Il est difficile de trouver parmi les documents officiels l’expression d’une politique de traduction des institutions, hormis des adaptations successives du régime linguistique convenu aux origines. Certaines grandes étapes ont toutefois marqué ces adaptations, comme notamment la Communication à la Commission de mars 1989 [5] qui voit le Service de traduction devenir direction générale à part entière : afin de fonctionner au plus près des besoins des services, le service abandonne sa structure linguistique traditionnelle (un département par langue) pour se réorganiser par domaine politique.

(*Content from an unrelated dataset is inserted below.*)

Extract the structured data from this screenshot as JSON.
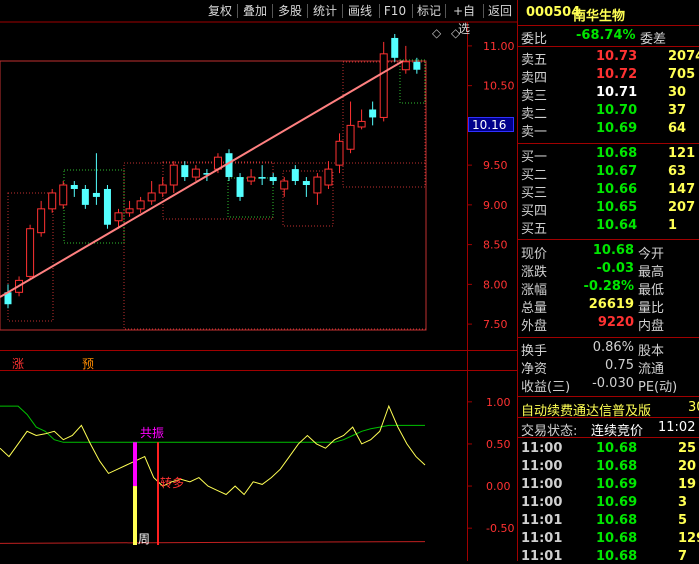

Et la Communication invite à revoir le rôle de la traduction, au cœur de la gouvernance européenne et en contact avec les différents niveaux et acteurs qui la constituent : c’est l’idéal des « neuf originaux » [6].

Un autre grand moment pour la traduction sera l’élargissement de 2004 qui voit entrer en bloc dix nouveaux états et neuf langues. Une régulation des besoins de traduction exprimés par les services politiques s'impose afin de prendre en compte la capacité encore limitée des neuf nouvelles langues : le 22 mai, la Commission européenne un document interne sur la "Gestion de la demande" à cet effet. Cette stratégie de traduction entérine le fait qu’on ne peut tout traduire et que l’offre est limitée. L’élargissement se fera d’ailleurs à capacité linguistique globale constante ! Elle est encore appliquée aujourd'hui, avec des aménagements, et fixe diverses règles pour la taille des documents, les priorités (elles vont aux documents législatifs, ce qui permet de faire traduire à l’extérieur sur appels d’offres d’autres documents moins essentiels, voire de proposer un traitement automatique), la planification des besoins et le dialogue avec les directions générales.

Dans le même temps, de nouveaux besoins apparaissent pour rapprocher l'Union des citoyens, notamment en localisant l'information politique pour le public national et en développant la communication sur la toile. Dans un contexte encore marqué adopte par le double referendum négatif sur le traité constitutionnel, la Commission européenne lance en juillet 2005 l'idée d’un « plan D » pour améliorer la communication sur l’Europe, plan suivi de plusieurs initiatives pour approfondir le débat public. En mars 2006, la DG Traduction s’équipe d’une unité spécialisée dans la traduction pour internet (près de 8 millions de pages web sont traduites en 2010) et renforce ses antennes auprès des représentations dans les Etats membres pour « localiser » les messages, c’est-à-dire les adapter au public et aux médias nationaux. En outre, un service est créé pour améliorer la qualité des originaux, souvent rédigés par des administrateurs dont l’anglais (ou le français) n’est pas la langue maternelle.

Si la DGT est le plus gros service de traduction des institutions, avec quelque 1735 traducteurs et plus de 2,1 millions de pages produites en 2011, les autres institutions procèdent à des adaptations comparables. Chaque institution et organe de l'UE (Conseil, Parlement, Cour de justice, Conseil économique et social, Comité des régions, etc) est en effet équipée d’un service linguistique propre (un service commun existe par contre pour l’interprétation) dont les capacités ont bon an mal an suivi l’accroissement du nombre des langues officielles. Les agences réparties dans toute l'UE confient leurs travaux à un Centre de traduction situé à Luxembourg. Après six élargissements [7], l’Union européenne est devenue une construction multilingue à 23 langues, auxquelles s’ajoute une 24e, la traduction. Il n’y a pas d’équivalent dans le monde.

La politique du multilinguisme

L’autre fait notable de la politique de traduction de l’Union européenne est son rattachement à une nouvelle venue, la politique du multilinguisme dont l’acte de naissance officiel intervient en 2005 [8] et en 2008 [9] avec deux communications de la Commission. Celles-ci visent notamment à encourager la mobilité, le dialogue interculturel et à favoriser l’apprentissage des langues dans la vie économique et sociale tout en préservant les droits des individus. L’objectif de Lisbonne reste l’objectif phare d’encourager l’apprentissage de deux langues autres que la langue maternelle et ce, dès le plus jeune âge. Ce sont là des actions menées en accompagnement des politiques des Etats membres qui gardent la compétence en matière d’éducation (conformément au principe de "subsidiarité"). La traduction a sa part dans l'accompagnement des individus au sein du grand marché et constitue une réponse aux besoins linguistiques de la société et de l'économie européennes.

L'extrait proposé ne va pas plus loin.